Most wrongfully convicted people are not fortunate enough to be exonerated, let alone receive the type of reward Mr. Jimenez received. Attorneys for the plaintiff say they believe the award made Tuesday is the largest ever by a U.S. jury in a wrongful conviction case. Of course, you can’t put a price tag on someone’s life. You can never give back what that person lost.
“Sometimes the criminal justice system makes a mistake,” said Jon Loevy, one of Jimenez’s attorneys. “In this case, we proved that’s exactly what happened.”
Jimenez sued the City of Chicago and his attorneys won his case. A federal jury awarded him $25 million.

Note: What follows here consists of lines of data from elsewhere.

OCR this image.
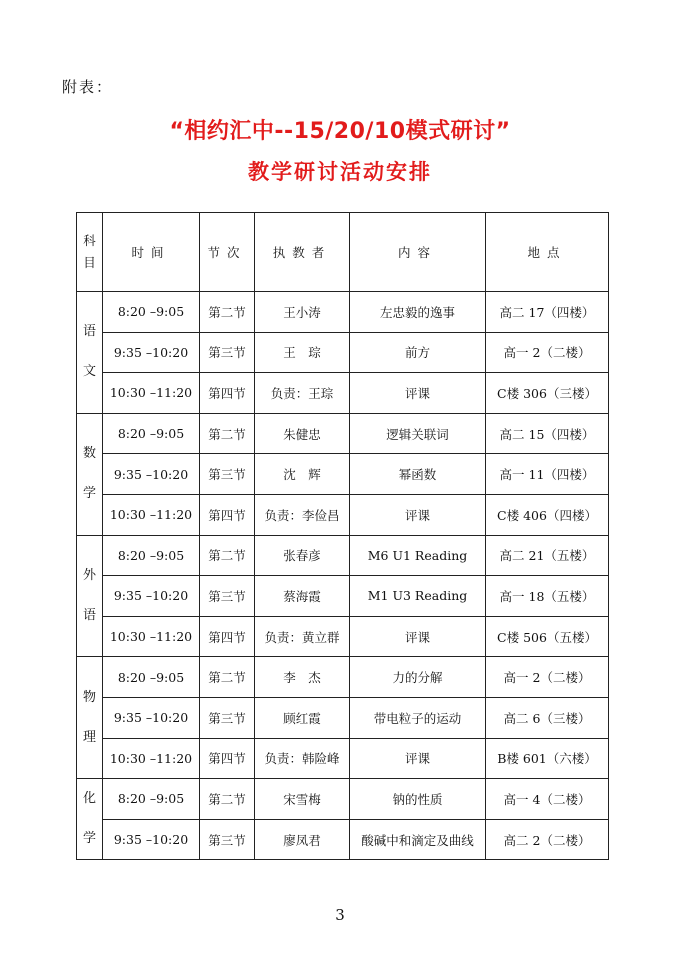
附表：
“相约汇中--15/20/10模式研讨”
教学研讨活动安排
科
目	时间	节次	执教者	内容	地点
语
文	8:20 –9:05	第二节	王小涛	左忠毅的逸事	高二 17（四楼）
	9:35 –10:20	第三节	王　琮	前方	高一 2（二楼）
	10:30 –11:20	第四节	负责：王琮	评课	C楼 306（三楼）
数
学	8:20 –9:05	第二节	朱健忠	逻辑关联词	高二 15（四楼）
	9:35 –10:20	第三节	沈　辉	幂函数	高一 11（四楼）
	10:30 –11:20	第四节	负责：李俭昌	评课	C楼 406（四楼）
外
语	8:20 –9:05	第二节	张春彦	M6 U1 Reading	高二 21（五楼）
	9:35 –10:20	第三节	蔡海霞	M1 U3 Reading	高一 18（五楼）
	10:30 –11:20	第四节	负责：黄立群	评课	C楼 506（五楼）
物
理	8:20 –9:05	第二节	李　杰	力的分解	高一 2（二楼）
	9:35 –10:20	第三节	顾红霞	带电粒子的运动	高二 6（三楼）
	10:30 –11:20	第四节	负责：韩险峰	评课	B楼 601（六楼）
化
学	8:20 –9:05	第二节	宋雪梅	钠的性质	高一 4（二楼）
	9:35 –10:20	第三节	廖凤君	酸碱中和滴定及曲线	高二 2（二楼）
3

After sitting through a two-week trial at the Dirksen Federal Building in Chicago, the jury deliberated for about a day. The evidence exonerating Mr. Jimenez must have been overwhelming for the jury to reach a decision so quickly.
Jimenez was 13 when he was arrested in the 1993 gang-related slaying of Eric Morro, 19, near the intersection of West Belmont and North Sacramento Avenues. Jimenez was convicted in two separate trials. He was then freed in 2009 after a witness recanted and investigators analyzed a recording of a man admitting to the shooting. An Indiana man, Juan Carlos Torres, has been charged in Morro’s case and is awaiting trial.

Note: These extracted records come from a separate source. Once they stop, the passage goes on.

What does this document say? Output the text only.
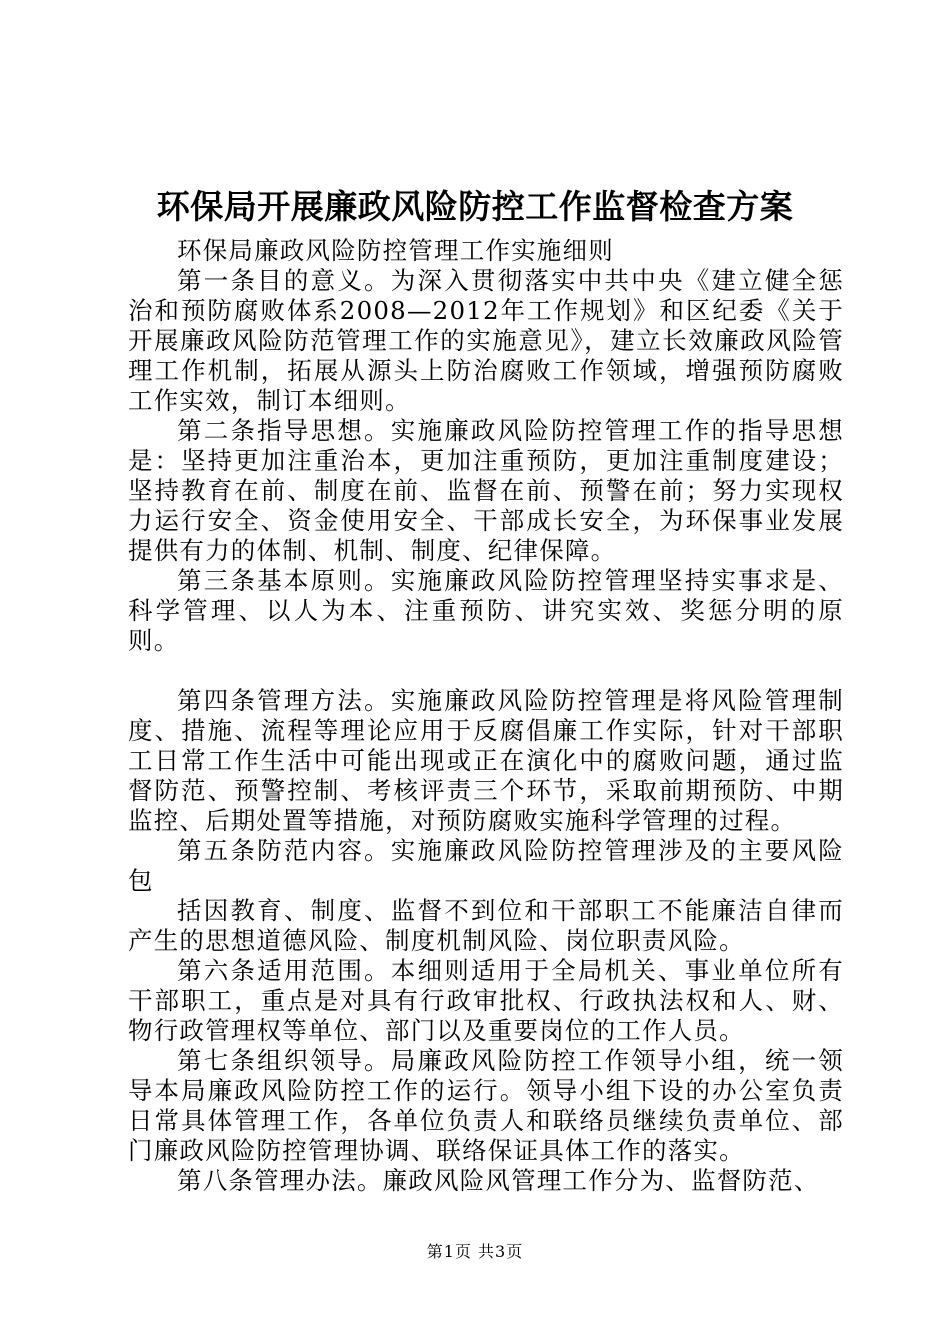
环保局开展廉政风险防控工作监督检查方案

环保局廉政风险防控管理工作实施细则

第一条目的意义。为深入贯彻落实中共中央《建立健全惩治和预防腐败体系2008—2012年工作规划》和区纪委《关于开展廉政风险防范管理工作的实施意见》，建立长效廉政风险管理工作机制，拓展从源头上防治腐败工作领域，增强预防腐败工作实效，制订本细则。

第二条指导思想。实施廉政风险防控管理工作的指导思想是：坚持更加注重治本，更加注重预防，更加注重制度建设；坚持教育在前、制度在前、监督在前、预警在前；努力实现权力运行安全、资金使用安全、干部成长安全，为环保事业发展提供有力的体制、机制、制度、纪律保障。

第三条基本原则。实施廉政风险防控管理坚持实事求是、科学管理、以人为本、注重预防、讲究实效、奖惩分明的原则。

第四条管理方法。实施廉政风险防控管理是将风险管理制度、措施、流程等理论应用于反腐倡廉工作实际，针对干部职工日常工作生活中可能出现或正在演化中的腐败问题，通过监督防范、预警控制、考核评责三个环节，采取前期预防、中期监控、后期处置等措施，对预防腐败实施科学管理的过程。

第五条防范内容。实施廉政风险防控管理涉及的主要风险包

括因教育、制度、监督不到位和干部职工不能廉洁自律而产生的思想道德风险、制度机制风险、岗位职责风险。

第六条适用范围。本细则适用于全局机关、事业单位所有干部职工，重点是对具有行政审批权、行政执法权和人、财、物行政管理权等单位、部门以及重要岗位的工作人员。

第七条组织领导。局廉政风险防控工作领导小组，统一领导本局廉政风险防控工作的运行。领导小组下设的办公室负责日常具体管理工作，各单位负责人和联络员继续负责单位、部门廉政风险防控管理协调、联络保证具体工作的落实。

第八条管理办法。廉政风险风管理工作分为、监督防范、

第1页 共3页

“They strong-armed witnesses into falsely implicating [Jimenez], and when the real suspect turned up, they chose to ignore him because they had already built the case against the wrong guy,” Loevy said. Loevy said that police had “framed” Jimenez.
In 2010, Cook County Criminal Court presiding Judge Paul Biebel Jr. signed Jimenez’s “certificate of innocence,” clearing the way for Jimenez to receive state compensation for his wrongful imprisonment.
In what appears to be a show of appreciation and respect, Loevy said he is hesitant to criticize Cook County prosecutors in their handling of the case because “they recognized there had been an injustice and they corrected it.” You have to give the prosecutor’s office a lot of credit for correcting a wrong. They generally don’t want a wrongful conviction on their books. Anita Alvarez is Cook County’s State’s Attorney (shown in picture with Jimenez).
I am not so sure the fight is over yet for Jimenez based on a statement made by a spokesman for the city’s Department of Law. The spokesman, Roderick Drew, said, “We are very disappointed with the decision.” “We will be exploring all available options.”
Politics usually play a large part in these types of cases. For example, if it can be proved that those working on the case when Jimenez was arrested and convicted are guilty of any wrongful doing, they have to answer a lot of questions – even 16 years later.
Jimenez, who now is in his early 30s, lives in the western suburbs and works at a Sonic restaurant. He has another set of legal problems facing him. In December 2011, Jimenez was convicted of illegally possessing drugs and now faces up to three years in prison at his sentencing on Feb. 1.